As a safe haven asset, gold prices continued their gains for the third week to the highest level in four as the week kicked off with a contraction in US services PMI (and European manufacturing PMI), followed by a hike in Fed interest rates signaling concerns about a recession from Chairman Powell, and the issue of the latest tensions between the US and China.
The upward movement of gold prices yesterday was driven by the decline in US Treasury yields. The 10-year yield is now 2.68%, down from the week’s high seen on Wednesday of 2.84%. Meanwhile, the Bank of England’s (BoE) interest rate hike yesterday sent a direct signal that the UK may enter a recession in the fourth quarter of this year, with October inflation forecasts of 13.3% (latest to 9.4% in June).
A strong move closer to yesterday’s $1800.00 level has now resulted in a price retracement with a bullish flag continuation pattern.

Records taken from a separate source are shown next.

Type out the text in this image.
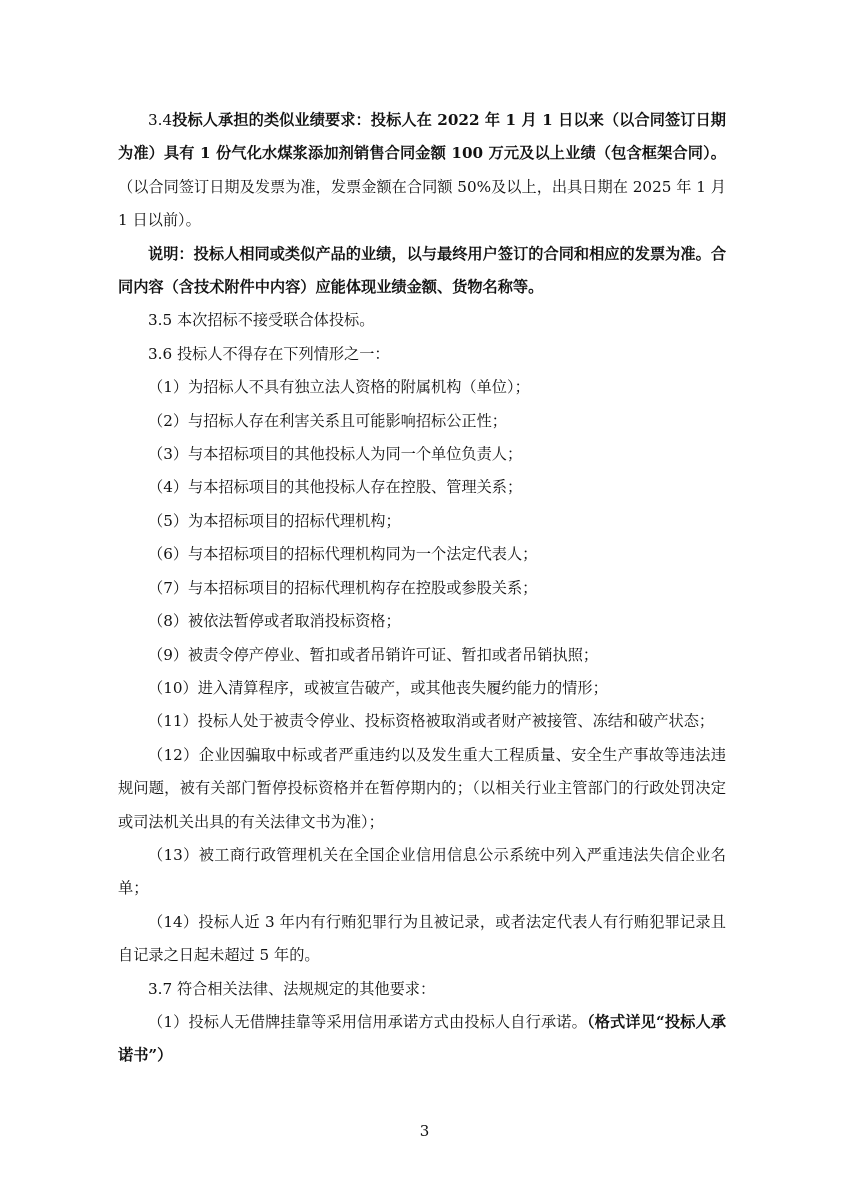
3.4投标人承担的类似业绩要求：投标人在 2022 年 1 月 1 日以来（以合同签订日期为准）具有 1 份气化水煤浆添加剂销售合同金额 100 万元及以上业绩（包含框架合同）。（以合同签订日期及发票为准，发票金额在合同额 50%及以上，出具日期在 2025 年 1 月 1 日以前）。

说明：投标人相同或类似产品的业绩，以与最终用户签订的合同和相应的发票为准。合同内容（含技术附件中内容）应能体现业绩金额、货物名称等。

3.5 本次招标不接受联合体投标。

3.6 投标人不得存在下列情形之一：

（1）为招标人不具有独立法人资格的附属机构（单位）；

（2）与招标人存在利害关系且可能影响招标公正性；

（3）与本招标项目的其他投标人为同一个单位负责人；

（4）与本招标项目的其他投标人存在控股、管理关系；

（5）为本招标项目的招标代理机构；

（6）与本招标项目的招标代理机构同为一个法定代表人；

（7）与本招标项目的招标代理机构存在控股或参股关系；

（8）被依法暂停或者取消投标资格；

（9）被责令停产停业、暂扣或者吊销许可证、暂扣或者吊销执照；

（10）进入清算程序，或被宣告破产，或其他丧失履约能力的情形；

（11）投标人处于被责令停业、投标资格被取消或者财产被接管、冻结和破产状态；

（12）企业因骗取中标或者严重违约以及发生重大工程质量、安全生产事故等违法违规问题，被有关部门暂停投标资格并在暂停期内的；（以相关行业主管部门的行政处罚决定或司法机关出具的有关法律文书为准）；

（13）被工商行政管理机关在全国企业信用信息公示系统中列入严重违法失信企业名单；

（14）投标人近 3 年内有行贿犯罪行为且被记录，或者法定代表人有行贿犯罪记录且自记录之日起未超过 5 年的。

3.7 符合相关法律、法规规定的其他要求：

（1）投标人无借牌挂靠等采用信用承诺方式由投标人自行承诺。（格式详见“投标人承诺书”）

3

If the price manages to break through yesterday’s high zone at $1795.00, the next major resistance will be at the psychological $1800.00 figure near the 61.8% Fibo level in the Day timeframe, and the next resistance will be at the high zone seen at the beginning of July at $1812.00. There will be support at $1786.00 and $1773.00.
It is inevitable that today’s US non-farm payroll (NFP) report for July will distort the technical view. NFP is expected to increase by 250k, less than the previous month’s 372k. The unemployment rate is expected to remain stable at 3.6%, a figure seen since March.